Bello Bello

During the time José Moreno Benavente (yes, he's still in my 'In' tray) engraved for the Chilean Mint, he was responsible for the execution of many historical scenes and portraits of eminent people. It is great to compare the different engravings he made of any given subject. One of those recurring themes is the portraits of Andrés Bello.

Now Bello was born in Venezuela but lived all over the world (for those in London: why not find his blue plaque on 58 Grafton Way!), and therefore also in Chile, where he is best remembered for playing a pivotal role in writing the Chilean Civil Code of 1855.

Most works done in Chile to commemorate this man seem to be based upon a single portrait. This first appeared in 1942 on a stamp from a set marking the centenary of the University of Chile, where Bello was rector from 1843 to 1865.

Four years later, the same portrait was used for a set of two identical stamps, marking the eightieth death anniversary of Andrés Bello. Being more or less of the same size, I think I prefer the first version of this portrait. Moreno seems to have made a better job of the eyes especially on the 1942 engraving.

The Chilean Mint issued (issues?) a book every decade, called Memoria, highlighting their work produced in that decade. The books usually contained a number of special engravings, and quite a few of these either showcase Moreno's work or are special engravings by him. The book published in 1974 included a lovely large engraving of Bello, making use of that same portrait once again. The sheet marks the death centenary of Bello, as is noted below the portrait.

Remarkably enough, the actual stamp set to mark the death centenary of Bello, issued in 1965, made use of a different portrait, a rather melancholy one. A single stamp was issued to honour the man, and this was Moreno's final portrayal of him.

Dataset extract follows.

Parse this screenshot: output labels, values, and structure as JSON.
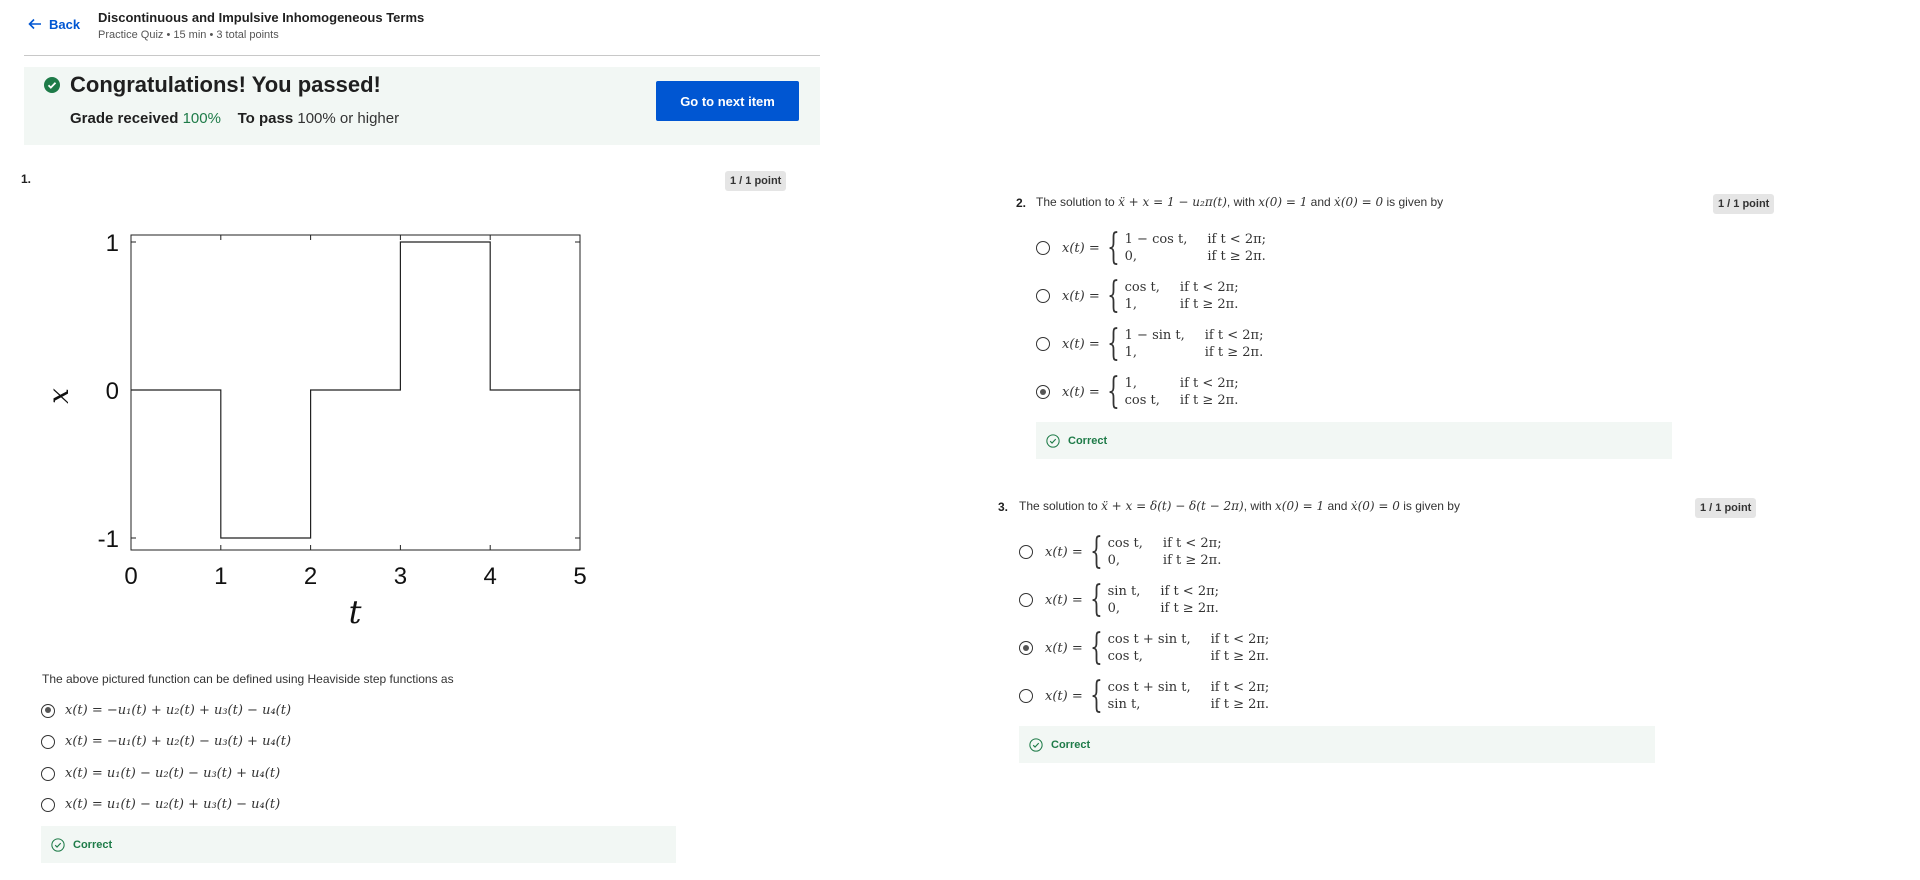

Of all those it is most definitely the large portrait for the Memoria book which I like best. To be fair, and only judging by the small amount of stamps I have of him so far, I think Moreno was on his best anyway, when working on larger engravings, such as for these special sheets or for banknotes. I have a few more stamps and other engravings of him on my want list so I'll be back soon-ish to do some more comparisons!